Inverse Electromagnetic Scattering for Doubly-Connected Cylinders using Convolutional Neural Networks
Leonidas Mindrinos, Nikolaos Pallikarakis, Nikolaos L Tsitsas
TL;DR
This work tackles inverse electromagnetic scattering for a magneto-dielectric cylinder coated by an impedance boundary by framing it as a two-step divide-and-conquer problem: first classify the obstacle shape, then perform class-specific reconstruction of the boundary and impedance. A novel end-to-end 1D multi-channel circular-padding CNN processes angular far-field measurements, preserving $2\pi$ periodicity and exploiting cross-channel correlations to estimate both geometry and impedance.

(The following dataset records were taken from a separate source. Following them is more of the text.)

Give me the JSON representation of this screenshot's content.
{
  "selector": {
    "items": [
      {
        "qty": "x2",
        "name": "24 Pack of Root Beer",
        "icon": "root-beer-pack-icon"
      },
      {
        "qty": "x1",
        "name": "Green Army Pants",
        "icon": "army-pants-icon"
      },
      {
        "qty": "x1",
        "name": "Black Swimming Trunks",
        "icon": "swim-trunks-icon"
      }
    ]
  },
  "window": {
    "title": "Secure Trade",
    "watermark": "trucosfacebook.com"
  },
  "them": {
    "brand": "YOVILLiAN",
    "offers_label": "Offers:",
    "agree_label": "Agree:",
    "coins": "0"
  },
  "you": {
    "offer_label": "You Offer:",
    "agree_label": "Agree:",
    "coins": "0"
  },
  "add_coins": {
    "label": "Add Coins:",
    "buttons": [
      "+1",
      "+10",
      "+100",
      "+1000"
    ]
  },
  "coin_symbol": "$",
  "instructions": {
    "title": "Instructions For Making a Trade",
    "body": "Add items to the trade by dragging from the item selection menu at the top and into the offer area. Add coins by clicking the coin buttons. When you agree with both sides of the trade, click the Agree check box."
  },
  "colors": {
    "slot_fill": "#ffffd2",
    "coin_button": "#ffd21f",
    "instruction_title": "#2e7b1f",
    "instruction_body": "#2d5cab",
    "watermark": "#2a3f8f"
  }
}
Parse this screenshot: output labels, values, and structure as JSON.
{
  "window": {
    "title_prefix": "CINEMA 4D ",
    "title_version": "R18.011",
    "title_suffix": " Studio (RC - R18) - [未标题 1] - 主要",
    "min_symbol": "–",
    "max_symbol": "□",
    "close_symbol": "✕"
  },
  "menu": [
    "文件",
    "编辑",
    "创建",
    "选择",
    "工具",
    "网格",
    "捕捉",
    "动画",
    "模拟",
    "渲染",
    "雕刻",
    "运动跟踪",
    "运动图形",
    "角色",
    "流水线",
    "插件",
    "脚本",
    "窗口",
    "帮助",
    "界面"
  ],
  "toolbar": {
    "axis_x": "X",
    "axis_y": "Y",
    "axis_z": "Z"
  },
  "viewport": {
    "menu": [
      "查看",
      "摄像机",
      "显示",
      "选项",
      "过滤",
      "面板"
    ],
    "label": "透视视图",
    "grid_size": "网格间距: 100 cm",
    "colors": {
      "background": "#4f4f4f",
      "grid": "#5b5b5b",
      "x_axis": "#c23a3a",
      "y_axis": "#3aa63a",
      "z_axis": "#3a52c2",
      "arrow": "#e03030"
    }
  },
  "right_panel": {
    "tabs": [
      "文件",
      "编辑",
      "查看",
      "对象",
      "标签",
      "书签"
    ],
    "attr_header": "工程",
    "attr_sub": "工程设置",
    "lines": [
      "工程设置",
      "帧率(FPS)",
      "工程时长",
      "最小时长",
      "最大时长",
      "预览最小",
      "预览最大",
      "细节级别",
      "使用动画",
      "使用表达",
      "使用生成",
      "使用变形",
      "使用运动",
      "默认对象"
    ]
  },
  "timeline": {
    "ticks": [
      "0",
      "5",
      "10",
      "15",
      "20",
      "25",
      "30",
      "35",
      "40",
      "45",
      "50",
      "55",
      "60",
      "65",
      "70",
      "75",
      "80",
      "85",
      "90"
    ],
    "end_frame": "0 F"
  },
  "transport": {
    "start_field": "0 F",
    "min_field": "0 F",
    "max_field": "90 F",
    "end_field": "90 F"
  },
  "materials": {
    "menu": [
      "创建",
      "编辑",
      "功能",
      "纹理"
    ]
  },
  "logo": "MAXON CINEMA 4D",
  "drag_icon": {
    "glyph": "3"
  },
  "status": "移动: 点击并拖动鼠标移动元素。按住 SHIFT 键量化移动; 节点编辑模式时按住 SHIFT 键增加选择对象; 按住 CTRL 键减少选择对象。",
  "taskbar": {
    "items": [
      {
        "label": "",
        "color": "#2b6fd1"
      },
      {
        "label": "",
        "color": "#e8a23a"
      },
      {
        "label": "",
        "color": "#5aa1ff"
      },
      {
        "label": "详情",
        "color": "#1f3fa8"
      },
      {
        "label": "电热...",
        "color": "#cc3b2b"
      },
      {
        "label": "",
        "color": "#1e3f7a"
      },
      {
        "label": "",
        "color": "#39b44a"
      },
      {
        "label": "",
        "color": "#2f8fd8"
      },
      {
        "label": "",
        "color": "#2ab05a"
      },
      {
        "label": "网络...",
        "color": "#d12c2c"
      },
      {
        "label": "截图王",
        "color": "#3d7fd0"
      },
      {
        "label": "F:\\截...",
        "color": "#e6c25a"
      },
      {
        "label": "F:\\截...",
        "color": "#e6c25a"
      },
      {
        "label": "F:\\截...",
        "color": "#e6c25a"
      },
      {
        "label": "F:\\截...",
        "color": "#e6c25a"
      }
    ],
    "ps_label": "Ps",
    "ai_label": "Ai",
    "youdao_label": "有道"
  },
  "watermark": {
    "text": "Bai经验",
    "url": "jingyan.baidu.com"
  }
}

Training data are generated via a boundary integral formulation of the direct problem, enabling robust supervision for classification and regression across peanut-, kite-, and star-shaped obstacles, including scenarios with fixed or variable impedance and added measurement noise. The results demonstrate high classification accuracy and very strong regression performance for simpler shapes, with increased data and model capacity required for the more complex star-shaped geometries; misclassifications near decision boundaries still yield reliable reconstructions. The approach offers a data-driven, non-invasive alternative to classical boundary integral methods and highlights avenues for extending to non-constant impedance and richer material parameterization, with publicly shareable code to follow.
Abstract
In this work, we consider the inverse electromagnetic scattering problem for a magneto-dielectric cylinder covering an impedance cylinder of arbitrary shape. We solve it by introducing a divide-and-conquer framework using specially designed 1D multi-channel, circular-padding Convolutional Neural Networks. The solution of the direct problem provides us with the real and imaginary components of the far-field measurements representing the input data. We first classify the shape of the impedance cylinder and then reconstruct the unknown boundary curve and the impedance function. Through extensive numerical experiments, including noisy scenarios, we demonstrate the efficiency and robustness of our approach.